Controverse idéologique
La position des opposants se résume d'une phrase : « C'était mieux avant. » La récente réunion du comité national de la recherche scientifique (CoCNRS) a confirmé cette nostalgie doublée d'une opposition politique clairement affichée. Pour Rémy Mosseri, porte-parole du mouvement C3 N qui revendique le soutien d'une majorité de chercheurs : « L'Aeres n'est pas indépendante puisque sa direction est nommée par le gouvernement. » C'est encore pire pour l'ANR qui « aggrave la précarité ». Le concept d'agences de moyens en vigueur dans tous les pays est tout aussi inacceptable « car inscrit dans le discours présidentiel ». D'un côté, les partisans d'un CNRS toujours plus gros dont la première ambition est de créer de l'emploi scientifique.
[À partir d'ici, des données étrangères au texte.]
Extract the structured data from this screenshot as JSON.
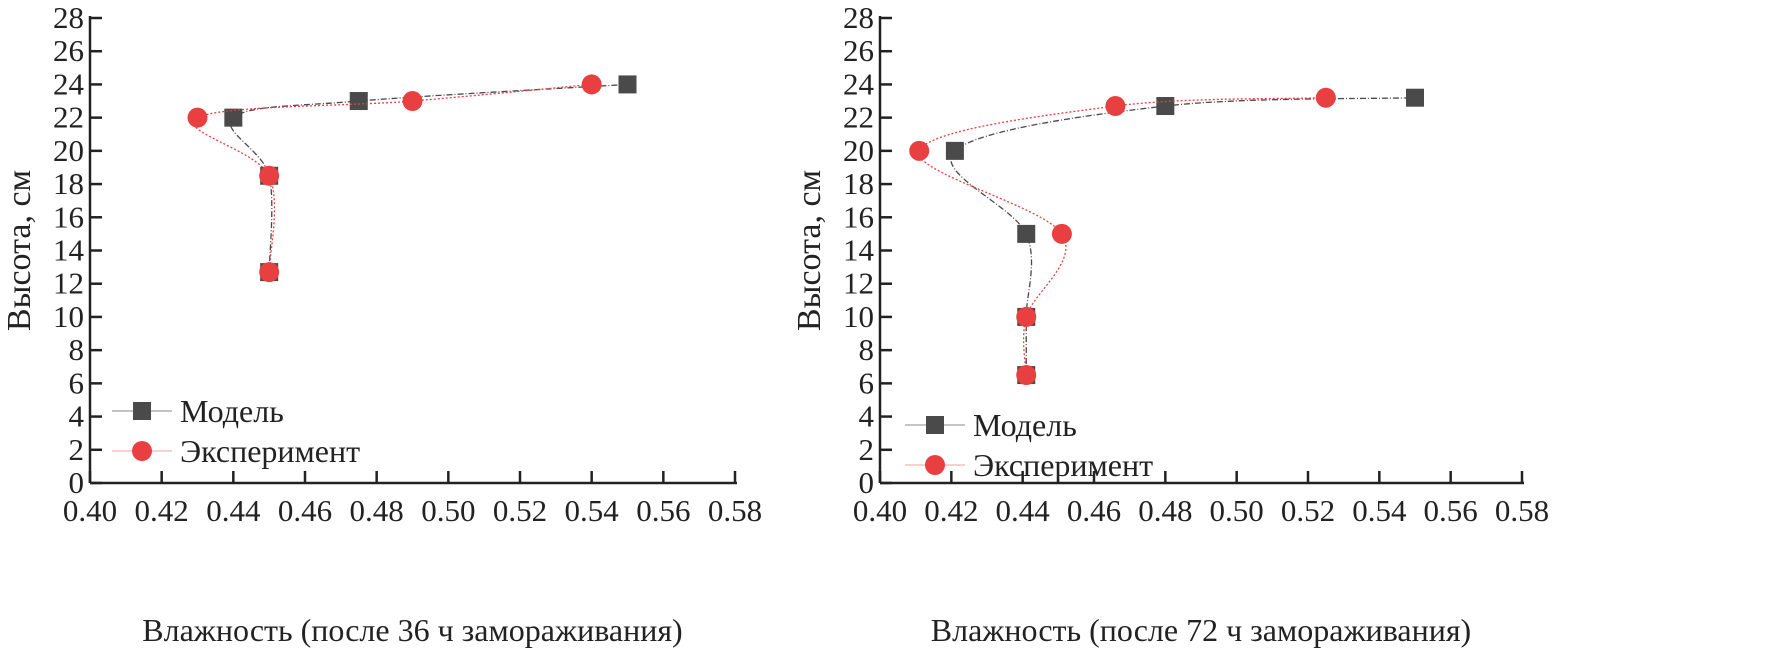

De l'autre, les défenseurs d'un modèle élitiste chargé de produire de la connaissance dans l'intérêt du pays. Une controverse idéologique très franco-française opposant le public et le privé, et qui traverse les générations. Lors de la cérémonie réservée aux nouveaux entrants (908 personnes en 2009), des jeunes chercheurs ont fêté leur entrée dans la carrière en brandissant un carton rouge à la direction. Une sorte de salut lancé au citoyen contribuable qui va payer leurs salaires et leurs retraites pendant au moins cinquante ans.